Human beings are the products of millions of years of evolution by natural selection. Sometime in the last 5 million years, natural selection created a creature with a very large brain that walked upright, was adept at making and using tools, developed language, and came to rely heavily on imitation, social learning, and culture. Biological anthropologists study all facets of this process. Biological anthropology is interesting and important because an evolutionary perspective provides a rich source of insight about why we are the way we are.

The program in biological anthropology at UCLA focuses on four areas of research:

  • Evolutionary Theory: Mathematical studies of how evolutionary processes work.
  • Primate Behavior: Field studies of free ranging primates that aim to show how natural selection has molded the bodies and behavior of our closest living relatives.
  • Hominid Evolution: Studies of the fossil and archaeological record which help us understand the ecological and social factors that have shaped human evolutionary history.
  • Evolutionary Psychology and Ecology: Field and laboratory studies of of contemporary human psychology and behavior rooted in the evolutionary paradigm.
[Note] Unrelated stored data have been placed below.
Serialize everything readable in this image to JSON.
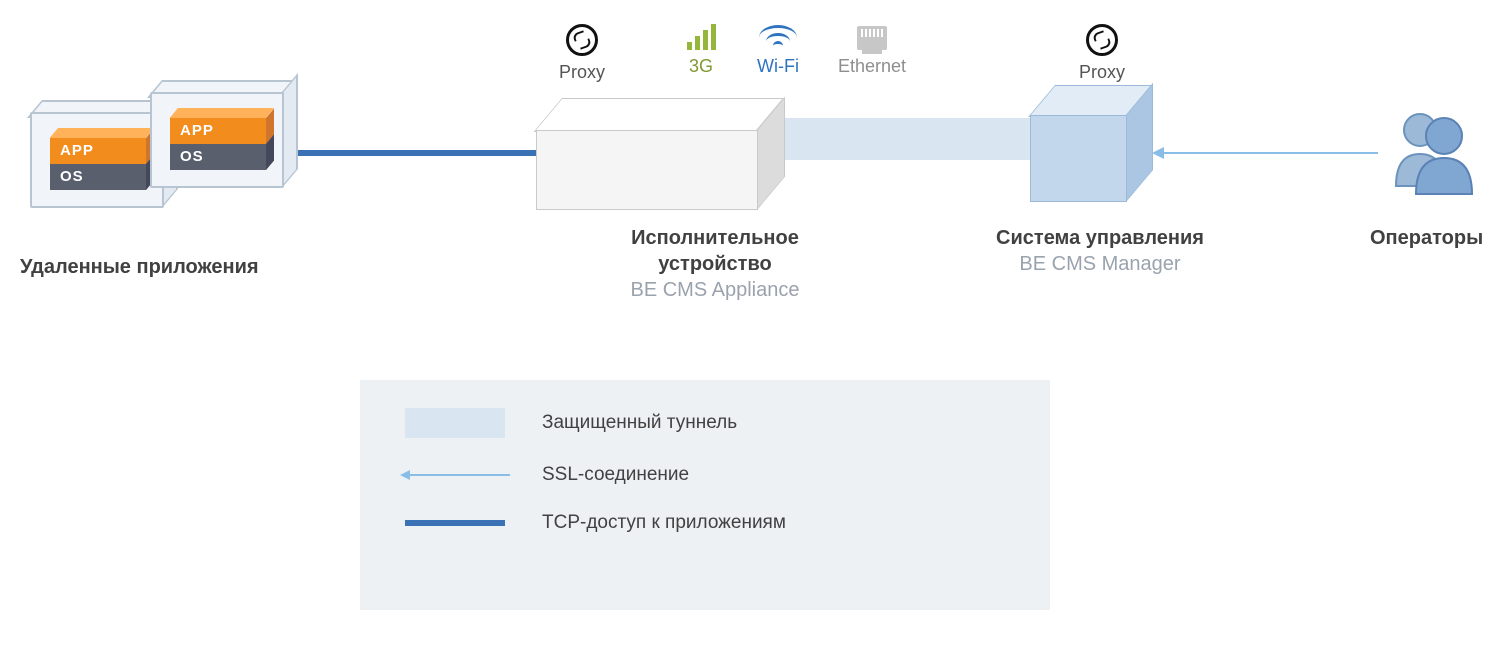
{
  "icons": {
    "proxy": "Proxy",
    "g3": "3G",
    "wifi": "Wi-Fi",
    "ethernet": "Ethernet"
  },
  "nodes": {
    "remote_apps": {
      "title": "Удаленные приложения",
      "app_label": "APP",
      "os_label": "OS"
    },
    "appliance": {
      "title_l1": "Исполнительное",
      "title_l2": "устройство",
      "subtitle": "BE CMS Appliance"
    },
    "manager": {
      "title": "Система управления",
      "subtitle": "BE CMS Manager"
    },
    "operators": {
      "title": "Операторы"
    }
  },
  "legend": {
    "tunnel": "Защищенный туннель",
    "ssl": "SSL-соединение",
    "tcp": "TCP-доступ к приложениям"
  }
}
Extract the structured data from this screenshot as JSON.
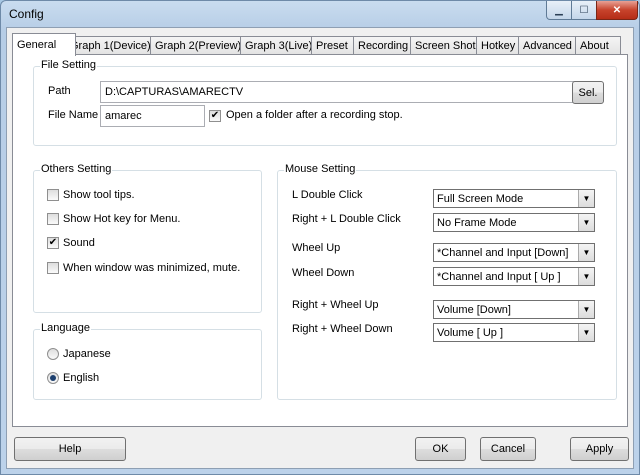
{
  "window": {
    "title": "Config"
  },
  "tabs": [
    {
      "label": "General"
    },
    {
      "label": "Graph 1(Device)"
    },
    {
      "label": "Graph 2(Preview)"
    },
    {
      "label": "Graph 3(Live)"
    },
    {
      "label": "Preset"
    },
    {
      "label": "Recording"
    },
    {
      "label": "Screen Shot"
    },
    {
      "label": "Hotkey"
    },
    {
      "label": "Advanced"
    },
    {
      "label": "About"
    }
  ],
  "file_setting": {
    "title": "File Setting",
    "path_label": "Path",
    "path_value": "D:\\CAPTURAS\\AMARECTV",
    "select_button": "Sel.",
    "filename_label": "File Name",
    "filename_value": "amarec",
    "open_folder_label": "Open a folder after a recording stop.",
    "open_folder_checked": true
  },
  "others_setting": {
    "title": "Others Setting",
    "items": [
      {
        "label": "Show tool tips.",
        "checked": false
      },
      {
        "label": "Show Hot key for Menu.",
        "checked": false
      },
      {
        "label": "Sound",
        "checked": true
      },
      {
        "label": "When window was minimized, mute.",
        "checked": false
      }
    ]
  },
  "language": {
    "title": "Language",
    "options": [
      {
        "label": "Japanese",
        "selected": false
      },
      {
        "label": "English",
        "selected": true
      }
    ]
  },
  "mouse_setting": {
    "title": "Mouse Setting",
    "rows": [
      {
        "label": "L Double Click",
        "value": "Full Screen Mode"
      },
      {
        "label": "Right + L Double Click",
        "value": "No Frame Mode"
      },
      {
        "label": "Wheel Up",
        "value": "*Channel and Input [Down]"
      },
      {
        "label": "Wheel Down",
        "value": "*Channel and Input [ Up ]"
      },
      {
        "label": "Right + Wheel Up",
        "value": "Volume [Down]"
      },
      {
        "label": "Right + Wheel Down",
        "value": "Volume [ Up ]"
      }
    ]
  },
  "buttons": {
    "help": "Help",
    "ok": "OK",
    "cancel": "Cancel",
    "apply": "Apply"
  },
  "glyphs": {
    "check": "✔",
    "arrow": "▼",
    "minimize": "▁",
    "maximize": "☐",
    "close": "✕"
  }
}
…we place strong emphasis on evolutionary processes that mold behavior. (We) are commited to understanding how these processes have shaped the behavior of living primates, fossil hominids, and contemporary humans. We take the role of culture seriously..(and) share an interest in how and why culture emerged, and how culture interacts with other processes to shape behavior.


One thought on “The Basic Areas of Human Biology Study

  1. This includes some duoble-counting. From the report (PDF):Since children and teens often use more than one medium at a time—watching a TV show while perusing their Facebook page, for example—these totals do not re$ect the actual amount of time out of a day that young people are devoting to media (one hour of watching TV and using Facebook equals two hours of media content but only one hour out of the teenager’s day).Factoring in this media multitasking, the Generation M2 study estimated the total amount of time spent using at least one type of media each day at just under six and a half hours (6:22) for White youth, just over nine hours (9:14) for Hispanic youth, and just under ten hours (9:44) for Black youth.It is also important to remember that young people may well be doing something else at the same time that they are using media—for example, getting dressed, riding the bus, going for a run, doing homework, or eating dinner. But for those six or nine or nearly ten hours each day, whatever else they are doing they are using at least one, and often two or more, types of media. And they are managing to consume eight and a half to 13 hours worth of media content in that time period.